1877 novel by Ivan Turgenev

Virgin Soil (Новь) is an 1877 novel by Ivan Turgenev. It was Turgenev's sixth and final novel as well as his longest and most ambitious.

==Plot==
The novel centres on a depiction of some of the young people in 1868 and the early 1870s in Russia who decided to reject the standard cultural mores of their time, join the Populist movement, and 'go amongst the people', living the lives of simple workers and peasants rather than lives of affectation and luxury. The novel has a number of central characters around whom the action revolves. It explores, for instance, the life of Alexey Dmitrievich Nezhdanov, the illegitimate son of an aristocrat, who seeks to radicalise the peasantry and involve them in political action. He is given a job as tutor to Kolya, the nine-year-old son of Sipyagin, a local politician, and goes to live on his country estate. Whilst working there he becomes attracted to Marianna, the niece of the family.

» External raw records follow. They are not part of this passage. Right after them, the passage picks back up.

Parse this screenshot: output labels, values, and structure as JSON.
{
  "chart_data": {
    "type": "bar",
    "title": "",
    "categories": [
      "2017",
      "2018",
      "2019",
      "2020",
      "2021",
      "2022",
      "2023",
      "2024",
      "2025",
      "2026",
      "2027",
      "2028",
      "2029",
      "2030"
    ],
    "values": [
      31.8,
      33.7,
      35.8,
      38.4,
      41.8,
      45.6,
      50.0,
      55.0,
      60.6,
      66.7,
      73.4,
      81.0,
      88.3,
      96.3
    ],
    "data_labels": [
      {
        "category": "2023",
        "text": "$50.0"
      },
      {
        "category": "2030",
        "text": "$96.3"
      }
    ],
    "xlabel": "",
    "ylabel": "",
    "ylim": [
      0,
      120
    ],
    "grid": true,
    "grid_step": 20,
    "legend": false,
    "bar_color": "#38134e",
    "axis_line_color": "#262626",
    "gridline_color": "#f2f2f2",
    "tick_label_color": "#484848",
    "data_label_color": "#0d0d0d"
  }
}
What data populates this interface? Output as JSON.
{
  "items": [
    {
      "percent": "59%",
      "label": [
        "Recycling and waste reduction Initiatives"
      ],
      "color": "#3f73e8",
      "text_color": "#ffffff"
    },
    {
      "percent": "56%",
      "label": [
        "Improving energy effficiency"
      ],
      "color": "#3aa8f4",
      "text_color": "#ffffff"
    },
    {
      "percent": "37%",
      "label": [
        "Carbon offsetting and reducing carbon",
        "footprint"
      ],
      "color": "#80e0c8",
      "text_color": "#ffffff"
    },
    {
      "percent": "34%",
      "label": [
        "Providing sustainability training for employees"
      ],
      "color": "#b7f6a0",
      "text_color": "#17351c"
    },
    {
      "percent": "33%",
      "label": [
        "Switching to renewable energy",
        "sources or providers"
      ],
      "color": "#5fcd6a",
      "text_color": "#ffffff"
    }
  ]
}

Another central character is Vasily Solomin, who manages a local factory and is also a Populist, though one with less optimism about the potential of the movement to effect fundamental socio-economic change.

==Reception==
One of the major concerns for Turgenev at the time of publication was his anticipated reception from the public on the one hand and the censor on the other; he expected, for instance, that his depiction of Populism and its adherents (seen as good people inherently, but unfortunately undertaking a path that Turgenev saw as not conducive to success) would gain a critical reception as hostile in some quarters as Fathers and Sons (in which he had explored the nihilism, a precursor of populism).